Even if you are not indexing private content, cloud search engine providers could theoretically have access to sensitive usage information. All search terms submitted by your users could potentially be visible to the search engine provider, even if the queries are made over secure connections. The vendor developed the software, has access to the underlying systems, and they are the API endpoint, so they could have access to the queries being submitted.
Mitigation: If your are considering a “search-as-a-service” product, where all queries are submitted to a common API or service, you need to discuss with the vendor who has access to the API traffic logs and what their policy is regarding access to that information. You might consider a private cloud implementation, if your vendor offers that option. It will decrease the chance of anyone outside of your organization being able to see your content or search traffic, but most likely at a greater cost.
3. Network Bandwidth
As I mentioned in last week’s article, the content sources being indexed by enterprise search engines are steadily moving into the cloud, making cloud-based search engines a natural fit. But not everything is moving. Some repositories may live on-premise for the foreseeable future, and some of these have extremely large amounts of content that need to be indexed. For example, digital video management systems, local network storage, and user PC files are less likely to move to the cloud because of the need for very fast, real-time access. The process of indexing this content with a cloud search engine inevitably requires uploading all of the content to a remote location. There is virtually no way around this. Indexing the content on-premise would defeat many of the advantages discussed in the previous article. Even worse, upload bandwidth is typically more precious than download bandwidth. Indexing terabytes of data in a cloud search engine could put a big strain on a company’s internet bandwidth.
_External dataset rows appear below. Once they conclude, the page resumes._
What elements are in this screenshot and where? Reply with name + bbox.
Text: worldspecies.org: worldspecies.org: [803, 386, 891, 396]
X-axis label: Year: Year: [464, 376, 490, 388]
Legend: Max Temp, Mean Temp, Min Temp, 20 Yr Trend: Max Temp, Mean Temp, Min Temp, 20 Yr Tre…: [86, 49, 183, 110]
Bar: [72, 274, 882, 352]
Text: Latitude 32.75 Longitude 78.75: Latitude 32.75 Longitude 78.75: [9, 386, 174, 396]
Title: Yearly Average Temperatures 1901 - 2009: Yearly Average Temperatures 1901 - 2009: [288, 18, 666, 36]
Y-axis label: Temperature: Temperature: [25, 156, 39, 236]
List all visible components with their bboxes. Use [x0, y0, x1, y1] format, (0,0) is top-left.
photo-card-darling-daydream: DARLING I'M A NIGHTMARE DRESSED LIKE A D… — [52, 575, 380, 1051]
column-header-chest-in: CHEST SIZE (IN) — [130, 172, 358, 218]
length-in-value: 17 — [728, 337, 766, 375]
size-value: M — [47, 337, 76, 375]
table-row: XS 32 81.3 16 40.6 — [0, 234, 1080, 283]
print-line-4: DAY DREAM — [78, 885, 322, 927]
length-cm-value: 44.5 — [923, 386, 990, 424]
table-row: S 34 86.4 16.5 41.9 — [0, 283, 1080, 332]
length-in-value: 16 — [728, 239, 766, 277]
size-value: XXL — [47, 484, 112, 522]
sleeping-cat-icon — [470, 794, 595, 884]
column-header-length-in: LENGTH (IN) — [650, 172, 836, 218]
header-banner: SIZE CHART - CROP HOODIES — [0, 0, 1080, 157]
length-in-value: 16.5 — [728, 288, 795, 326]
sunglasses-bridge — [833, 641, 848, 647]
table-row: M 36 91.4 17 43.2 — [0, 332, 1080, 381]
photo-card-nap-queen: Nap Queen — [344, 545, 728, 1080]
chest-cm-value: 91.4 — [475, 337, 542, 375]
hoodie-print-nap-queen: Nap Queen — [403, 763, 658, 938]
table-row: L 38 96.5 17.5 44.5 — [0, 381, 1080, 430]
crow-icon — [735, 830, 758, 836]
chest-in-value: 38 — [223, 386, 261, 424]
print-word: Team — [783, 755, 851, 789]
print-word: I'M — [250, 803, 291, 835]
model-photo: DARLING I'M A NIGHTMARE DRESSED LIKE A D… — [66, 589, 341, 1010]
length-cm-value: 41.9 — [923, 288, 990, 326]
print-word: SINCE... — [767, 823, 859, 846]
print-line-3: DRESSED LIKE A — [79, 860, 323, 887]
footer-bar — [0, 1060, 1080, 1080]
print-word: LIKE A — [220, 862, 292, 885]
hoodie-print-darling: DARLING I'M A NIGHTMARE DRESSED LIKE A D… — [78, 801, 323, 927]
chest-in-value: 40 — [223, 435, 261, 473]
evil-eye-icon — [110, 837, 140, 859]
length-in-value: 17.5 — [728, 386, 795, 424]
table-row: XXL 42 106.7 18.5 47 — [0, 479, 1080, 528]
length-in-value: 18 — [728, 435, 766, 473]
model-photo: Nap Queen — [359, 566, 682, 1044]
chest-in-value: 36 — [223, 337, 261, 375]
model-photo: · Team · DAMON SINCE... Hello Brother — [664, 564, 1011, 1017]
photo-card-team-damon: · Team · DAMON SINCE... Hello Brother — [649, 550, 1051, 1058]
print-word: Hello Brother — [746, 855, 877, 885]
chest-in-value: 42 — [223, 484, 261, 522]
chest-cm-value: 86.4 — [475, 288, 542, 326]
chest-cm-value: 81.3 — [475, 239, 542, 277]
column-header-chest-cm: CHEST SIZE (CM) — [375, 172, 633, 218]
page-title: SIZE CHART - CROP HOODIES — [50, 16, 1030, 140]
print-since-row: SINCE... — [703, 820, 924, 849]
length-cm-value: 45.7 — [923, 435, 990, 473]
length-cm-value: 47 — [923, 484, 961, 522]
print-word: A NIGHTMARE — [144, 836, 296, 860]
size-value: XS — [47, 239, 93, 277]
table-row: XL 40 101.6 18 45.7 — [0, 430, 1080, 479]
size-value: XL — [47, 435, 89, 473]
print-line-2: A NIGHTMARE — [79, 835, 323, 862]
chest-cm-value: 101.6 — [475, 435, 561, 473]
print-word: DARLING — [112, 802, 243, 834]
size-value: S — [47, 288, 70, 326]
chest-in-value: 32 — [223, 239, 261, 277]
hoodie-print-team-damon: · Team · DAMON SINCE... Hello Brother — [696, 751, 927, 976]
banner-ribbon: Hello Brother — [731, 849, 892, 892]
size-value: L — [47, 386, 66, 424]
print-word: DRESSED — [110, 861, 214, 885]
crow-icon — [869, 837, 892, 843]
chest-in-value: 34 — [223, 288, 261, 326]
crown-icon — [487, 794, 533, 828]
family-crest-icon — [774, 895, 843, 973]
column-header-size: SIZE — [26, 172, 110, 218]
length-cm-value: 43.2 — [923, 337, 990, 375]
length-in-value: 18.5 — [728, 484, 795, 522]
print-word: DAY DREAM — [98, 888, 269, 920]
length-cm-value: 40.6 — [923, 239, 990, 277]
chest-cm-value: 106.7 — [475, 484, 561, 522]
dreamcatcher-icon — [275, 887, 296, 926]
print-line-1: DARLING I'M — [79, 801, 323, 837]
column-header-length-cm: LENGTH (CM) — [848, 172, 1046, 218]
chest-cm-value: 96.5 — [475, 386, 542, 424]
Mitigation: Data compression and traversal efficiencies can help this situation, but not entirely. Investigate alternative internet network architectures to reduce the impact of large volumes of upload traffic, such as symmetrical networks (which do not favor download bandwidth over upload bandwidth) or separate network segments (to keep upload traffic from slowing down other traffic). Some providers might even allow large archives to be delivered to the cloud in one-time physical hard drive deliveries.
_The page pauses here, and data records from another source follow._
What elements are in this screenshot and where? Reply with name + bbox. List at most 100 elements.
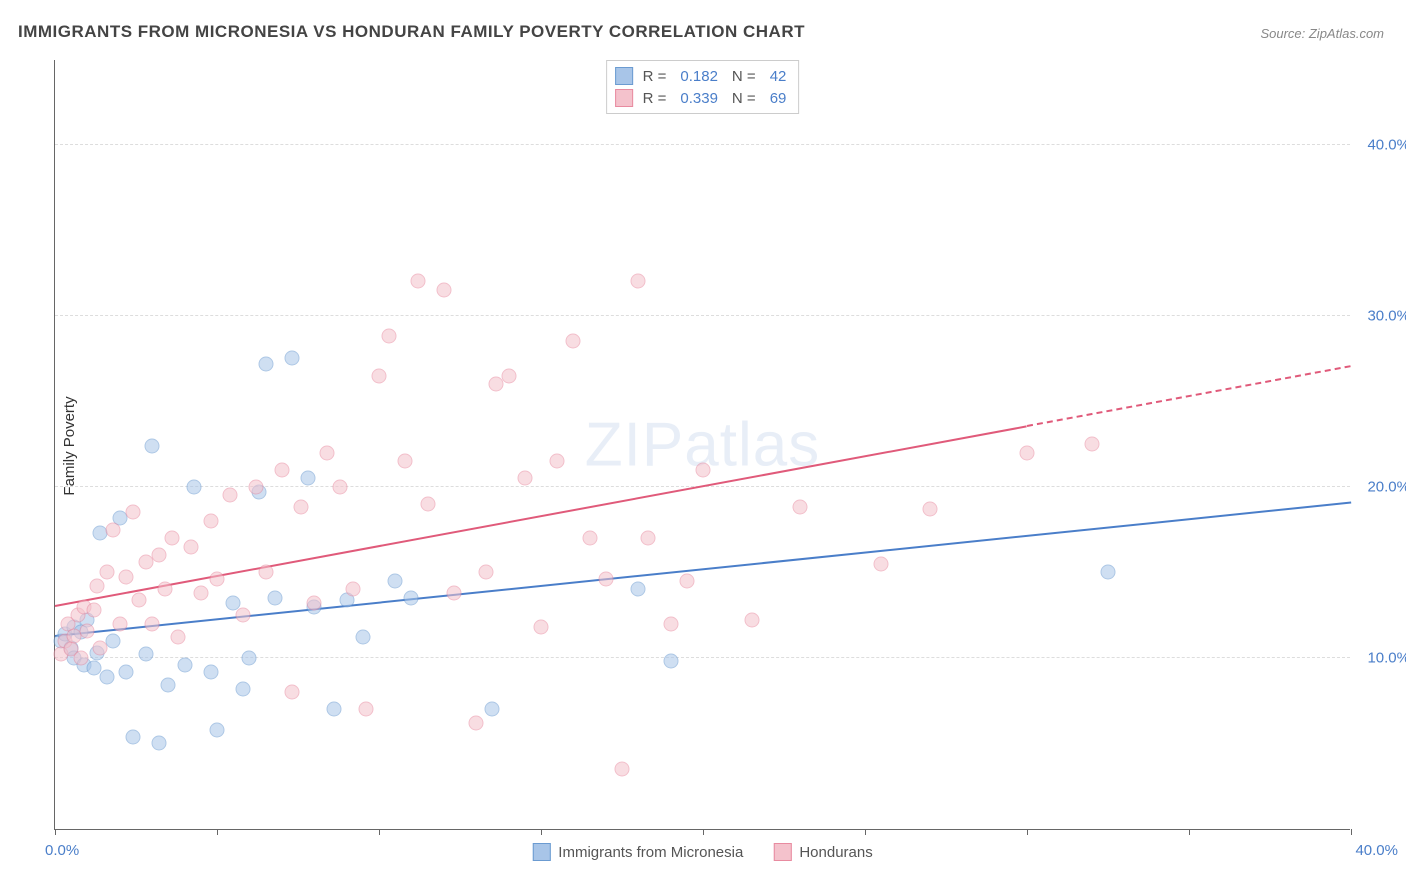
legend-r-value-2: 0.339	[680, 90, 718, 107]
scatter-point	[242, 650, 257, 665]
scatter-point	[132, 592, 147, 607]
scatter-point	[631, 582, 646, 597]
scatter-point	[534, 620, 549, 635]
scatter-point	[744, 613, 759, 628]
scatter-point	[145, 616, 160, 631]
scatter-point	[235, 608, 250, 623]
scatter-point	[235, 681, 250, 696]
scatter-point	[164, 531, 179, 546]
scatter-point	[222, 488, 237, 503]
legend-item-1: Immigrants from Micronesia	[532, 843, 743, 861]
legend-item-2: Hondurans	[773, 843, 872, 861]
y-tick-label: 30.0%	[1355, 307, 1406, 324]
x-tick	[865, 829, 866, 835]
trend-line	[1027, 365, 1351, 427]
y-tick-label: 40.0%	[1355, 136, 1406, 153]
gridline	[55, 144, 1350, 145]
scatter-point	[550, 454, 565, 469]
scatter-point	[274, 462, 289, 477]
x-tick	[217, 829, 218, 835]
scatter-point	[86, 602, 101, 617]
scatter-point	[93, 640, 108, 655]
scatter-point	[1084, 437, 1099, 452]
x-tick	[379, 829, 380, 835]
chart-container: IMMIGRANTS FROM MICRONESIA VS HONDURAN F…	[0, 0, 1406, 892]
scatter-point	[346, 582, 361, 597]
x-tick	[541, 829, 542, 835]
scatter-point	[90, 579, 105, 594]
scatter-point	[106, 522, 121, 537]
y-tick-label: 10.0%	[1355, 649, 1406, 666]
scatter-point	[582, 531, 597, 546]
scatter-point	[372, 368, 387, 383]
x-axis-min-label: 0.0%	[45, 842, 79, 859]
legend-n-label-1: N =	[732, 68, 756, 85]
scatter-point	[696, 462, 711, 477]
scatter-point	[171, 630, 186, 645]
scatter-point	[294, 500, 309, 515]
scatter-point	[284, 685, 299, 700]
scatter-point	[125, 729, 140, 744]
scatter-point	[381, 329, 396, 344]
scatter-point	[359, 702, 374, 717]
scatter-point	[187, 479, 202, 494]
legend-row-series-1: R = 0.182 N = 42	[615, 65, 791, 87]
scatter-point	[138, 647, 153, 662]
scatter-point	[258, 356, 273, 371]
legend-swatch-bottom-1	[532, 843, 550, 861]
scatter-point	[184, 539, 199, 554]
scatter-point	[210, 572, 225, 587]
scatter-point	[355, 630, 370, 645]
chart-title: IMMIGRANTS FROM MICRONESIA VS HONDURAN F…	[18, 22, 805, 42]
scatter-point	[248, 479, 263, 494]
trend-line	[55, 425, 1027, 607]
x-tick	[55, 829, 56, 835]
scatter-point	[326, 702, 341, 717]
scatter-point	[566, 334, 581, 349]
scatter-point	[73, 650, 88, 665]
legend-r-value-1: 0.182	[680, 68, 718, 85]
scatter-point	[106, 633, 121, 648]
scatter-point	[203, 514, 218, 529]
legend-n-value-2: 69	[770, 90, 787, 107]
legend-swatch-2	[615, 89, 633, 107]
scatter-point	[446, 585, 461, 600]
scatter-point	[210, 722, 225, 737]
scatter-point	[284, 351, 299, 366]
scatter-point	[268, 591, 283, 606]
x-tick	[703, 829, 704, 835]
scatter-point	[793, 500, 808, 515]
scatter-point	[663, 616, 678, 631]
scatter-point	[615, 762, 630, 777]
scatter-point	[145, 438, 160, 453]
legend-label-2: Hondurans	[799, 844, 872, 861]
scatter-point	[1101, 565, 1116, 580]
scatter-point	[485, 702, 500, 717]
scatter-point	[333, 479, 348, 494]
legend-stats-box: R = 0.182 N = 42 R = 0.339 N = 69	[606, 60, 800, 114]
legend-swatch-bottom-2	[773, 843, 791, 861]
scatter-point	[151, 736, 166, 751]
scatter-point	[193, 585, 208, 600]
scatter-point	[161, 678, 176, 693]
scatter-point	[203, 664, 218, 679]
scatter-point	[99, 669, 114, 684]
scatter-point	[598, 572, 613, 587]
scatter-point	[112, 616, 127, 631]
scatter-point	[478, 565, 493, 580]
scatter-point	[151, 548, 166, 563]
scatter-point	[501, 368, 516, 383]
scatter-point	[397, 454, 412, 469]
legend-row-series-2: R = 0.339 N = 69	[615, 87, 791, 109]
legend-n-label-2: N =	[732, 90, 756, 107]
gridline	[55, 315, 1350, 316]
scatter-point	[436, 283, 451, 298]
x-tick	[1351, 829, 1352, 835]
scatter-point	[922, 502, 937, 517]
scatter-point	[420, 496, 435, 511]
scatter-point	[320, 445, 335, 460]
scatter-point	[300, 471, 315, 486]
scatter-point	[631, 274, 646, 289]
x-axis-max-label: 40.0%	[1355, 842, 1398, 859]
scatter-point	[125, 505, 140, 520]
Like I mentioned before, I am not saying that these disadvantages are deal-breakers. They are merely realities with cloud-based enterprise search engines. It will be interesting to see how each vendor deals with these problems as they engineer their products and promote them in the marketplace.
Great post Chad, especially the advice on mitigating these factors (which can easily be done for some platforms but not all).
Regarding #3 – I find that a search engine’s approach to accessing on-premise content and how they perform “incremental” indexing is key. I have also found that many cloud based search engines don’t have a solution for accessing on-premise content and require the duplication and copying you speak of. Most search engines incrementally update their index but must fully re-crawl the content each time. But platforms like Coveo can both deploy an on-premise connector to avoid duplication and perform truly incremental updates. This allows for querying the systems directly (even on-premise) for a list of new/changed and then only accessing that subset of data, thus eliminating the need for duplication or the pain of network bandwidth consumption.
Again, very good post series with the pros/cons of each and more importantly how to fully maximize the pros while mitigating the cons!